Important simulators of cord palsy are glottic carcinomas (Fig. 8), where the neoplastic lesion results in immobilization or thickening of the involved vocal cord, mimicking a paramedian position of the cord. Traumatic injury to the arytenoid cartilage with medial dislocation may also mimic VCP; this dislocation can be either the result of direct blunt trauma to the larynx or intubation. Especially after intubation the differentiation between traumatic dislocation and paralysis can be difficult since intubation can cause both. VCP can be the result of compression of the anterior motor branch of the recurrent laryngeal nerve between the inflated cuff of the endotracheal tube, the lateral projection of the abducted arytenoid, and the thyroid cartilage. Another confusing imaging finding, which the radiologist should be aware of, can be seen on FDG-PET exams of patients with VCP. In such cases, the PET may show increased metabolism in the unaffected vocal cord due to compensatory muscle hypertrophy (Fig. 9). This finding may mimic malignancy on the unaffected side. Usually, correlation of the PET findings with the coregistered CT images will show signs of VCP on the non-metabolic side.

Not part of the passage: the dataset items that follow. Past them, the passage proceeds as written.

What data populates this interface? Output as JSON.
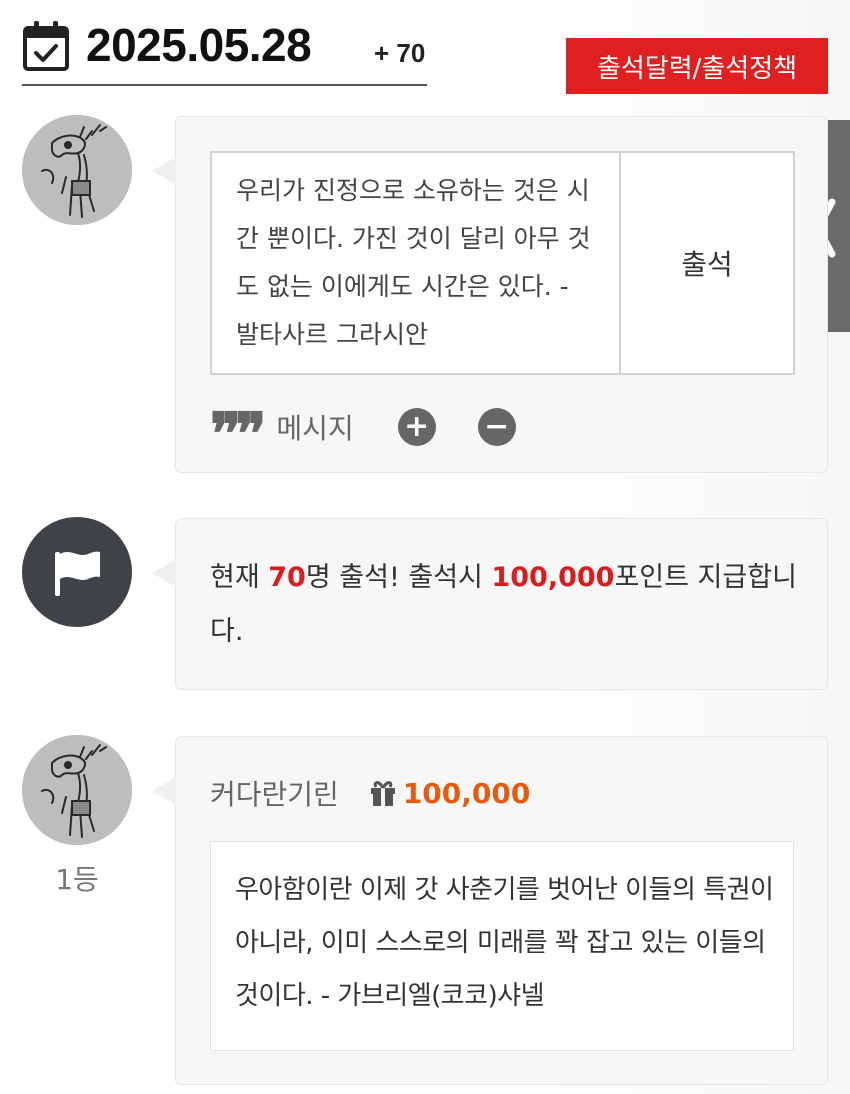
{
  "header": {
    "date": "2025.05.28",
    "count_badge": "+ 70",
    "policy_button": "출석달력/출석정책"
  },
  "entry": {
    "message": "우리가 진정으로 소유하는 것은 시간 뿐이다. 가진 것이 달리 아무 것도 없는 이에게도 시간은 있다. - 발타사르 그라시안",
    "attend_button": "출석",
    "message_label": "메시지",
    "plus_label": "+",
    "minus_label": "−"
  },
  "notice": {
    "prefix": "현재 ",
    "count": "70",
    "middle": "명 출석! 출석시 ",
    "points": "100,000",
    "suffix": "포인트 지급합니다."
  },
  "first_place": {
    "rank": "1등",
    "username": "커다란기린",
    "points": "100,000",
    "quote": "우아함이란 이제 갓 사춘기를 벗어난 이들의 특권이 아니라, 이미 스스로의 미래를 꽉 잡고 있는 이들의 것이다. - 가브리엘(코코)샤넬"
  },
  "icons": {
    "calendar": "calendar-check-icon",
    "side_tab": "chevron-left-icon",
    "quote": "quote-icon",
    "flag": "flag-icon",
    "gift": "gift-icon"
  },
  "colors": {
    "accent_red": "#e02020",
    "highlight_red": "#d81d1d",
    "points_orange": "#e65b12",
    "side_tab_gray": "#6a6a6a",
    "flag_avatar_bg": "#3f4347"
  }
}
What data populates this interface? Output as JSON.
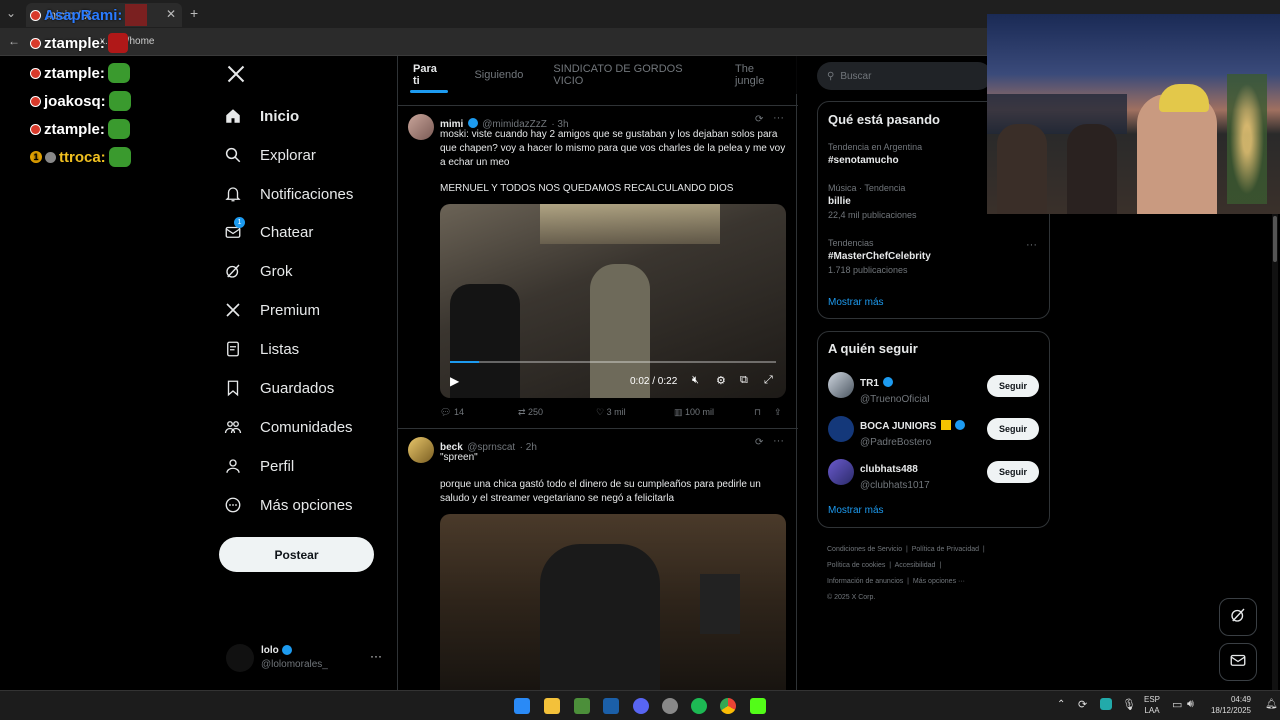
{
  "browser": {
    "tab_title": "Inicio / X",
    "address": "x.com/home"
  },
  "chat": [
    {
      "user": "AsapRami:"
    },
    {
      "user": "ztample:"
    },
    {
      "user": "ztample:"
    },
    {
      "user": "joakosq:"
    },
    {
      "user": "ztample:"
    },
    {
      "user": "ttroca:"
    }
  ],
  "nav": {
    "items": [
      {
        "label": "Inicio",
        "icon": "home-icon"
      },
      {
        "label": "Explorar",
        "icon": "search-icon"
      },
      {
        "label": "Notificaciones",
        "icon": "bell-icon"
      },
      {
        "label": "Chatear",
        "icon": "mail-icon"
      },
      {
        "label": "Grok",
        "icon": "grok-icon"
      },
      {
        "label": "Premium",
        "icon": "x-logo-icon"
      },
      {
        "label": "Listas",
        "icon": "list-icon"
      },
      {
        "label": "Guardados",
        "icon": "bookmark-icon"
      },
      {
        "label": "Comunidades",
        "icon": "people-icon"
      },
      {
        "label": "Perfil",
        "icon": "person-icon"
      },
      {
        "label": "Más opciones",
        "icon": "more-circle-icon"
      }
    ],
    "post_button": "Postear",
    "chatear_badge": "1",
    "account": {
      "name": "lolo",
      "handle": "@lolomorales_"
    }
  },
  "timeline": {
    "tabs": [
      "Para ti",
      "Siguiendo",
      "SINDICATO DE GORDOS VICIO",
      "The jungle"
    ],
    "posts": [
      {
        "name": "mimi",
        "handle": "@mimidazZzZ",
        "time": "· 3h",
        "text1": "moski: viste cuando hay 2 amigos que se gustaban y los dejaban solos para que chapen? voy a hacer lo mismo para que vos charles de la pelea y me voy a echar un meo",
        "text2": "MERNUEL Y TODOS NOS QUEDAMOS RECALCULANDO DIOS",
        "video_time": "0:02 / 0:22",
        "video_progress": 0.09,
        "replies": "14",
        "reposts": "250",
        "likes": "3 mil",
        "views": "100 mil"
      },
      {
        "name": "beck",
        "handle": "@sprnscat",
        "time": "· 2h",
        "text1": "\"spreen\"",
        "text2": "porque una chica gastó todo el dinero de su cumpleaños para pedirle un saludo y el streamer vegetariano se negó a felicitarla"
      }
    ]
  },
  "right": {
    "search_placeholder": "Buscar",
    "trends_title": "Qué está pasando",
    "trends": [
      {
        "context": "Tendencia en Argentina",
        "name": "#senotamucho",
        "count": ""
      },
      {
        "context": "Música · Tendencia",
        "name": "billie",
        "count": "22,4 mil publicaciones"
      },
      {
        "context": "Tendencias",
        "name": "#MasterChefCelebrity",
        "count": "1.718 publicaciones"
      }
    ],
    "show_more": "Mostrar más",
    "follow_title": "A quién seguir",
    "follow": [
      {
        "name": "TR1",
        "handle": "@TruenoOficiaI"
      },
      {
        "name": "BOCA JUNIORS",
        "handle": "@PadreBostero"
      },
      {
        "name": "clubhats488",
        "handle": "@clubhats1017"
      }
    ],
    "follow_button": "Seguir",
    "footer": [
      "Condiciones de Servicio",
      "Política de Privacidad",
      "Política de cookies",
      "Accesibilidad",
      "Información de anuncios",
      "Más opciones ···",
      "© 2025 X Corp."
    ]
  },
  "taskbar": {
    "lang": "ESP",
    "lang2": "LAA",
    "time": "04:49",
    "date": "18/12/2025"
  }
}
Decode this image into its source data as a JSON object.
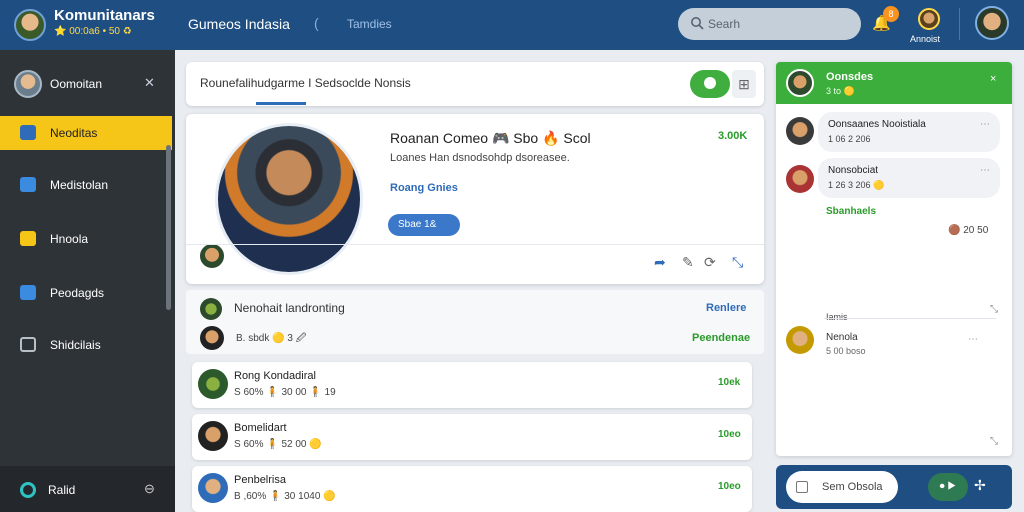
{
  "brand": {
    "title": "Komunitanars",
    "subtitle": "⭐ 00:0a6 • 50 ♻"
  },
  "topbar": {
    "title": "Gumeos Indasia",
    "divider": "(",
    "tab": "Tamdies",
    "search_placeholder": "Searh",
    "notif_badge": "8",
    "user_label": "Annoist"
  },
  "sidebar": {
    "user_name": "Oomoitan",
    "items": [
      {
        "label": "Neoditas",
        "icon": "news-icon",
        "active": true
      },
      {
        "label": "Medistolan",
        "icon": "folder-icon",
        "active": false
      },
      {
        "label": "Hnoola",
        "icon": "badge-icon",
        "active": false
      },
      {
        "label": "Peodagds",
        "icon": "blocks-icon",
        "active": false
      },
      {
        "label": "Shidcilais",
        "icon": "chat-icon",
        "active": false
      }
    ],
    "bottom_label": "Ralid"
  },
  "breadcrumb": {
    "text": "Rounefalihudgarme I Sedsoclde Nonsis"
  },
  "profile": {
    "name": "Roanan Comeo 🎮 Sbo 🔥 Scol",
    "meta": "Loanes Han dsnodsohdp dsoreasee.",
    "follow_label": "Roang Gnies",
    "count": "3.00K",
    "chip": "Sbae 1&"
  },
  "feed_head": {
    "title": "Nenohait landronting",
    "right1": "Renlere",
    "meta": "B. sbdk 🟡 3 🖉",
    "right2": "Peendenae"
  },
  "posts": [
    {
      "title": "Rong Kondadiral",
      "meta": "S 60% 🧍 30 00 🧍 19",
      "count": "10ek"
    },
    {
      "title": "Bomelidart",
      "meta": "S 60% 🧍 52 00 🟡",
      "count": "10eo"
    },
    {
      "title": "Penbelrisa",
      "meta": "B ,60% 🧍 30 1040 🟡",
      "count": "10eo"
    }
  ],
  "rpanel": {
    "head_name": "Oonsdes",
    "head_sub": "3 to 🟡",
    "close": "×",
    "msgs": [
      {
        "name": "Oonsaanes Nooistiala",
        "meta": "1 06 2 206"
      },
      {
        "name": "Nonsobciat",
        "meta": "1 26 3 206 🟡"
      }
    ],
    "green_label": "Sbanhaels",
    "stat": "🟤 20 50",
    "small": "Iamis",
    "msg2_name": "Nenola",
    "msg2_meta": "5 00 boso",
    "input_placeholder": "Sem Obsola",
    "send_label": "⏺ ▶"
  },
  "colors": {
    "topbar": "#1f4f82",
    "sidebar": "#2e3338",
    "accent": "#f5c518",
    "green": "#3cae3c",
    "link": "#2e6bb8"
  }
}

Contrast-enhanced CT is the preferred imaging study for investigating the cause of a VCP (with extension from the midbrain up to the aortic arch, and oblique axial reformation at the level of the true vocal cords). When a central cause is suspected (e.g. bilateral VCP, acute onset of symptoms, multiple cranial nerve involvement, high vagal paralysis signs) an MRI of the posterior fossa and skull base is suggested. VCP in children should be investigated with MRI, because its absence of ionizing radiation. Fig. 10 presents the suggested imaging studies for the aetiologic investigation of VCP.

Fig. 11 , Fig. 12 , Fig. 13 , Fig. 14 , Fig. 15 and Fig. 16 present different cases of VCP, with varied etiologies.